Layer your bread as follows: onions & spinach + blue cheese + squash + apple slices. Say you’re not so much into blue cheese, that’s not a problem. You could swap it out with a cheese of your choosing. How about goat cheese? Maybe some feta? I bet those would work really nicely too.
Pop it back in the oven, and allow your blue cheese to get all melty. Your squash and apple will heat up. Your house will smell like a fancy fall party. It’s good.
Spend a brief moment ogling your work. Good.
Cut it up. Consume. Watch your blue cheese skeptic of a husband eat three slices. High five yourself silently.

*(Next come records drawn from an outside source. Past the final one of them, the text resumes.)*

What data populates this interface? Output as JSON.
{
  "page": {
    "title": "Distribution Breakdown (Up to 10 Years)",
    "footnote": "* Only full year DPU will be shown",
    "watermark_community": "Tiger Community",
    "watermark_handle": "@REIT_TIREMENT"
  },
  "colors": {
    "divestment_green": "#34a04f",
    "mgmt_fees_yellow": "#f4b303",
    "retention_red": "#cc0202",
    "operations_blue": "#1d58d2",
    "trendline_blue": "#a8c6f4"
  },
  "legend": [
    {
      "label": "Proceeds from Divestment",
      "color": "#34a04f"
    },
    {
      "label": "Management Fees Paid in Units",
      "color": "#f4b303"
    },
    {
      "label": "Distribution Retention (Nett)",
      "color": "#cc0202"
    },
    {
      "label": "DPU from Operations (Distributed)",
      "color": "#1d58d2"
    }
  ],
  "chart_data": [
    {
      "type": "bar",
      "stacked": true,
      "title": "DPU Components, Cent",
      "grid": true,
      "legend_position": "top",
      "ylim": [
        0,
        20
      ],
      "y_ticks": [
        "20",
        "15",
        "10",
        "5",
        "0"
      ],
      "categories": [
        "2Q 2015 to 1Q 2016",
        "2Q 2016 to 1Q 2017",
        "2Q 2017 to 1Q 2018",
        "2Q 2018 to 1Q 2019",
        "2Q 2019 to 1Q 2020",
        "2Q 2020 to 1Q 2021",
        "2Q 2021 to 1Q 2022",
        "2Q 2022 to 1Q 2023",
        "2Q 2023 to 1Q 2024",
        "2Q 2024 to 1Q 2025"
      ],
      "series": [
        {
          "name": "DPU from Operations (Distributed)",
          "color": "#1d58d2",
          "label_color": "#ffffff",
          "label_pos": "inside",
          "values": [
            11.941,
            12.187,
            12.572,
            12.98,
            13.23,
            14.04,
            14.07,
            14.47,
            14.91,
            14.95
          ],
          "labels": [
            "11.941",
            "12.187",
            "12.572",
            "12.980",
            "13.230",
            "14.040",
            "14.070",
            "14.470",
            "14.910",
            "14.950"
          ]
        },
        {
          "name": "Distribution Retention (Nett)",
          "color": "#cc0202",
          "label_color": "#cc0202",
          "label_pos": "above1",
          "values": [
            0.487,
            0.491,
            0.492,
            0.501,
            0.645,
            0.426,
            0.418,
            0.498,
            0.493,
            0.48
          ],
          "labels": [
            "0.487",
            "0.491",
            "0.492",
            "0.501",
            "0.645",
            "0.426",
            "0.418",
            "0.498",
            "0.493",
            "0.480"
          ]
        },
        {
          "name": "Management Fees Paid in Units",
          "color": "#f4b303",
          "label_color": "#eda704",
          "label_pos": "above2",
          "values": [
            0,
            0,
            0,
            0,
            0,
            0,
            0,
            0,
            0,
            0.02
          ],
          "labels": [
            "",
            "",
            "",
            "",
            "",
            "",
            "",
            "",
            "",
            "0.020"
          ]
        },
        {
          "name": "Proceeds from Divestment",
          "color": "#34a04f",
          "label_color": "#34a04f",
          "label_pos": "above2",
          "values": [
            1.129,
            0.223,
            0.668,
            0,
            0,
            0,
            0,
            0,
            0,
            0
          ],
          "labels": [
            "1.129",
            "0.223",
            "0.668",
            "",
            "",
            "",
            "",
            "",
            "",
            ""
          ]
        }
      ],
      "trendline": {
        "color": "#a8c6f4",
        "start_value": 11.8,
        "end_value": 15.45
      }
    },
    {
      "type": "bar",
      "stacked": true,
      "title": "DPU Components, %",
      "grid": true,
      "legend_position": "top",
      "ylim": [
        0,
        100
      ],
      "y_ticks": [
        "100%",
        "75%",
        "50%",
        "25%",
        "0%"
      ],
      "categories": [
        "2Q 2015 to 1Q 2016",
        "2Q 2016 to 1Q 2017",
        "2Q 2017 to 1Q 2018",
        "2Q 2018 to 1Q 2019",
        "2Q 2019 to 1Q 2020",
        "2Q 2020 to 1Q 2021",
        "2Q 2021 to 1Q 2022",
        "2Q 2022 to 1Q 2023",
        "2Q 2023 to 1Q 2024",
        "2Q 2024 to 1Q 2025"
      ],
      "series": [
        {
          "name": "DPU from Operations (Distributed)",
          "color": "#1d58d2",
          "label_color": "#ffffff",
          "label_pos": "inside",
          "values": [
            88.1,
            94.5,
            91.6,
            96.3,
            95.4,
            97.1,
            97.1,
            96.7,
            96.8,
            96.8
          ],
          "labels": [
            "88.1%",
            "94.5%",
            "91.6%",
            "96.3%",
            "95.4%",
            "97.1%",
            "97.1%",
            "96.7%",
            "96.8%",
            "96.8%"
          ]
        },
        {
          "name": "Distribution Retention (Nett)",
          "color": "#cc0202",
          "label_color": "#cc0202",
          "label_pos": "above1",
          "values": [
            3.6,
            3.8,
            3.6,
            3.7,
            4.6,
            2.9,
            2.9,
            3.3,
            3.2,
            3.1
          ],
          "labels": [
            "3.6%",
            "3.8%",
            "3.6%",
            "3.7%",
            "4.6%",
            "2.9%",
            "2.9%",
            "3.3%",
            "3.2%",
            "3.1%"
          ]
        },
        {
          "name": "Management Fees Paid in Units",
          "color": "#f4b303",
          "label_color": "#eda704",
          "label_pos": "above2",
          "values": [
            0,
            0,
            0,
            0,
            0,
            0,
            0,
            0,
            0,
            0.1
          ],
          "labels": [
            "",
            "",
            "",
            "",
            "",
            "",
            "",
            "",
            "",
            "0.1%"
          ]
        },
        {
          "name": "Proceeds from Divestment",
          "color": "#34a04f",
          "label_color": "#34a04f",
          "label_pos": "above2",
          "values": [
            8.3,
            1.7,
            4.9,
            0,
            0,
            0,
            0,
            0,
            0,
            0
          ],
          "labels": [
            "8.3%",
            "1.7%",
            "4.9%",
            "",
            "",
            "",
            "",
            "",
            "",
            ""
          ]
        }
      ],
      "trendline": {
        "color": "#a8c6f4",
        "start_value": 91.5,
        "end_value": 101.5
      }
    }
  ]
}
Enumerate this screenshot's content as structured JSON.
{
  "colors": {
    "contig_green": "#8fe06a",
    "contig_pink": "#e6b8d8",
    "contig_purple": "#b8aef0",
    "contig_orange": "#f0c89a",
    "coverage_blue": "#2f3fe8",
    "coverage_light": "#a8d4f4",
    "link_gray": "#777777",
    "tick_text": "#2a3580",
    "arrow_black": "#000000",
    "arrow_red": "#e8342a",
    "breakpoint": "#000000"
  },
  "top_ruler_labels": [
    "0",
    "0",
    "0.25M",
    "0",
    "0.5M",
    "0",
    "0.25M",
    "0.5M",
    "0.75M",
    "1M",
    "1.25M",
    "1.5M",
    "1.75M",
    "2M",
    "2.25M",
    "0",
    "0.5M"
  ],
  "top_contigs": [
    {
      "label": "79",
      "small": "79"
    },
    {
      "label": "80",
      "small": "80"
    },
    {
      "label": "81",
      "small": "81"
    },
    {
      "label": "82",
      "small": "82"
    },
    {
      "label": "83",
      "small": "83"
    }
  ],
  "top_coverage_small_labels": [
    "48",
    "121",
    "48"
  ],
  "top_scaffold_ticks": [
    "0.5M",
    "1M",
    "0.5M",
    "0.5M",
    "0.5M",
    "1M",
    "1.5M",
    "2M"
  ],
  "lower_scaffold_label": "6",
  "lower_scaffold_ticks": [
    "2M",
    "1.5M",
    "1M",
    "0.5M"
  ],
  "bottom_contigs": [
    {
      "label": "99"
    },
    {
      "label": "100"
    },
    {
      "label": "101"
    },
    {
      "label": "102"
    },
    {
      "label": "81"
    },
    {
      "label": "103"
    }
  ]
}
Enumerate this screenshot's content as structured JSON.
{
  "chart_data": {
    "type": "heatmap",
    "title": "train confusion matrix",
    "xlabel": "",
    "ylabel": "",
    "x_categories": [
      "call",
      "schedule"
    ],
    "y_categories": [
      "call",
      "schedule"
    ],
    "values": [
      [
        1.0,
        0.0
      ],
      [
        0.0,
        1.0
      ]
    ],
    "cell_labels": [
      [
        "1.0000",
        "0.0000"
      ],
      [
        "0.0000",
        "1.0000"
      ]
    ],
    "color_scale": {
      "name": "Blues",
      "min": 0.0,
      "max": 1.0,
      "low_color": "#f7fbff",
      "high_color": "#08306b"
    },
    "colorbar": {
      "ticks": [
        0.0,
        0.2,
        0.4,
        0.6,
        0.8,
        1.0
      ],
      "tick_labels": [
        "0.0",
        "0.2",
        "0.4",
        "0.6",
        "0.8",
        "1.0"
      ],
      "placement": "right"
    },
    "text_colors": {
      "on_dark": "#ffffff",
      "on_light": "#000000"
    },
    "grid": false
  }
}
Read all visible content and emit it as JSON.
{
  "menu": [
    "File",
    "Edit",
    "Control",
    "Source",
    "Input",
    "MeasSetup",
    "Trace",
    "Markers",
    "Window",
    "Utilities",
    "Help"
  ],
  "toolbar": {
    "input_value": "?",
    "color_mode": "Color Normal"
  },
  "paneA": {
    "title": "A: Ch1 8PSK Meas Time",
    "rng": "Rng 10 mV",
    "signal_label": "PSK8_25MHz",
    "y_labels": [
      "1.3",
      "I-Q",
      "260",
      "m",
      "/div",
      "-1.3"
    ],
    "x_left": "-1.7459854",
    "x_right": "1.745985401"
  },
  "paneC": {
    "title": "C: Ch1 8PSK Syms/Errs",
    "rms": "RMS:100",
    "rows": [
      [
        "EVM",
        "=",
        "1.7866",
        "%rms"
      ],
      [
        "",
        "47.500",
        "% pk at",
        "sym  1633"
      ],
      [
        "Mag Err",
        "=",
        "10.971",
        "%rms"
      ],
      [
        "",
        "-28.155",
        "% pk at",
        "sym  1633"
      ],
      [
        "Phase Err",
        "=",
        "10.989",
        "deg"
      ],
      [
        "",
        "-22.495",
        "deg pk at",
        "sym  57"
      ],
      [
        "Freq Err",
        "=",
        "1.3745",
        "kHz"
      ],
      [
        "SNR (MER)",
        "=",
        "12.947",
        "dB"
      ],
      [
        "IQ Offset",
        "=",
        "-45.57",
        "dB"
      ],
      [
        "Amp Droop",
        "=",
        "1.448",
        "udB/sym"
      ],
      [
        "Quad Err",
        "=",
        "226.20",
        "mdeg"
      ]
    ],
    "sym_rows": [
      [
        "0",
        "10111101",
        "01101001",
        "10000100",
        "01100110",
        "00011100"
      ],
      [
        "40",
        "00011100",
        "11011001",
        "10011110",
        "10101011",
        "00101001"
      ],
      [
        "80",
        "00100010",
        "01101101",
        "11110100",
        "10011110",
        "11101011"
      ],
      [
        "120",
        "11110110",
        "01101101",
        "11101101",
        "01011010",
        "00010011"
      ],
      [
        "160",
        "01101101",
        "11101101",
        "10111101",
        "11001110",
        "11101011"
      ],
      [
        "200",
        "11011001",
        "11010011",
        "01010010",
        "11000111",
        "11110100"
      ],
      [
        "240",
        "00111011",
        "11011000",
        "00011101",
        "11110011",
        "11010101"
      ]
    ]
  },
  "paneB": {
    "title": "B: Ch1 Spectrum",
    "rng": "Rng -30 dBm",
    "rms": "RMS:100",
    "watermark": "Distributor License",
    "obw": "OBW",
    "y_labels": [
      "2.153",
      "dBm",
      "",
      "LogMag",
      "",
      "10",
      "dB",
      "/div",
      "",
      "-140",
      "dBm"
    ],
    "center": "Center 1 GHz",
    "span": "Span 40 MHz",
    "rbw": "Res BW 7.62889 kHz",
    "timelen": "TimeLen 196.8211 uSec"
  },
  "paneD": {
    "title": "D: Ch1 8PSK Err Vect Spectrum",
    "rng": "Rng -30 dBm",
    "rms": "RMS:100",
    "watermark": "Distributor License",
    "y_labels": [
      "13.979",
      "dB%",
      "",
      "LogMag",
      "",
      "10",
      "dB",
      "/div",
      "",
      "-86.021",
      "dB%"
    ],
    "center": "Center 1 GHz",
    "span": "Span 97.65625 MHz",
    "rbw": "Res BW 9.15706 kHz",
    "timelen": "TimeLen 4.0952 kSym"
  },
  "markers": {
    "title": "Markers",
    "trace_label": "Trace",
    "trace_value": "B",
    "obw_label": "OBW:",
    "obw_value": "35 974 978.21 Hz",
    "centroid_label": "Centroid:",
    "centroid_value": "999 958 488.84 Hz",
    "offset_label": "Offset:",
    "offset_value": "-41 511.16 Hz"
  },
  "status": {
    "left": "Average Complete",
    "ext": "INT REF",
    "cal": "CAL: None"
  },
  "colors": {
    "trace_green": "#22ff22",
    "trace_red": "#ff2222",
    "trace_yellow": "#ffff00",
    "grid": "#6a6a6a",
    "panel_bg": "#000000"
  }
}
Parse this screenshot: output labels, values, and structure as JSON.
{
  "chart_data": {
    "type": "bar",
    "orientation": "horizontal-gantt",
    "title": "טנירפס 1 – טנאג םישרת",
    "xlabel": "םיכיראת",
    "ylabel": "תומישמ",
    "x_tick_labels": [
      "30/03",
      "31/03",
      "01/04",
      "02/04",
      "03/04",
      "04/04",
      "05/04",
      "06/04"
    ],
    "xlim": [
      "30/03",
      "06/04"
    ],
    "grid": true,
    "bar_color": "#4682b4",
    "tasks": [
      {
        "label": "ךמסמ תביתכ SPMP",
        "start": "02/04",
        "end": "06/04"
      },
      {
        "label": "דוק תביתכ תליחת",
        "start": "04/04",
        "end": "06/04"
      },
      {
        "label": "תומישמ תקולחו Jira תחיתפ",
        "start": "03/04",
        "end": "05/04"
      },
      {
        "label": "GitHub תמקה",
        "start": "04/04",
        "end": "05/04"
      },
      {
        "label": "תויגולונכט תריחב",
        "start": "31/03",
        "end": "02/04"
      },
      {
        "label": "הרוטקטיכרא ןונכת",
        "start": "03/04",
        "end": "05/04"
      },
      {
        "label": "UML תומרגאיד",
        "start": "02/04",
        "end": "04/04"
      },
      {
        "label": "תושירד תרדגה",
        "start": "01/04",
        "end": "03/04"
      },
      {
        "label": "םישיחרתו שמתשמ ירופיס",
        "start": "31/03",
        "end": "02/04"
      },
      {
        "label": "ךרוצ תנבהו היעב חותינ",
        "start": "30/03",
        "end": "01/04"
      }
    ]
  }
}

Shamelessly eat the leftovers for breakfast. I did, and it was glorious! Enjoy!
- 1 cup coconut flour
- 1/2 tsp baking powder
- 1/2 tsp salt
- 1/2 tsp granulated garlic
- 1 cup full fat coconut milk
- 3 eggs
- 1 delicata squash, de-seeded and cut into circles
- 1 apple, cored and cute into circles
- 1 onion, sliced
- 2-3 cups spinach
- 1/4 cup blue cheese crumbles (don't like blue cheese? Replace it with goat cheese or any other cheese of your choosing!)
- Olive oil
- Preheat your oven to 400 degrees.
- Wash your delicata squash and your apple. Slice the delicata squash into little circles. Once you have sliced it up, using your fingers remove the seeds from the inside of your circles.
- Core your apple and slice it into thin circles, much like your delicata squash.
- Toss your delicata squash and apples with a tbs or so of olive oil. Lay flat on a baking sheet and bake for 20 minutes or until they are cooked through. You should be able to penetrate the squash easily with a fork, and the apple should have softened a bit.
- Once they are done, set them aside and start on your crust. Turn your oven temp down to 375 degrees.Line a baking sheet with parchment paper and lightly grease with olive oil. Set aside.
- In a large mixing bowl add your dry ingredients for your crust. This is going to be your coconut flour, baking powder, salt and granulated garlic. Whisk together until well combined.
- In a smaller mixing bowl, whisk together your eggs and your coconut milk until they are thoroughly combined.
- Add your wet ingredients into your dry ingredients and whisk until everything is well combined and there are no longer lumps. It should be the consistency of a thick pancake batter. If it seems too thin, you can add coconut flour one tbs at a time until you reach the desired consistency. Be careful though, coconut flour is SUPER absorbent.
- Pour your batter out onto your parchment lined baking sheet. Using a baking spatula, spread your batter out evenly into a flatbread like shape. Don't spread it too thin as it could make it crumbly.
- Bake for 20 minutes. It is done when the batter is set and the top is a light golden-brown color.
- While your crust bakes, you can caramelize your onions. Heat some olive oil up in a skillet over medium heat. Add in your sliced onions and allow them to caramelize and become a rich brown color. Stir frequently. This will take several minutes. Once your onions caramelize, add in your spinach and cook it down until it wilts. Set aside.
- Remove your finished crust from the oven and layer it will your ingredients starting with your caramelized onion and spinach mixture. Layer your blue cheese on top of this and then top with your apples and delicata squash. Bake at 375 for 5-7 minutes. Your blue cheese will get melty and your squash will start to sweat.
- Remove from oven, slice and serve! Enjoy!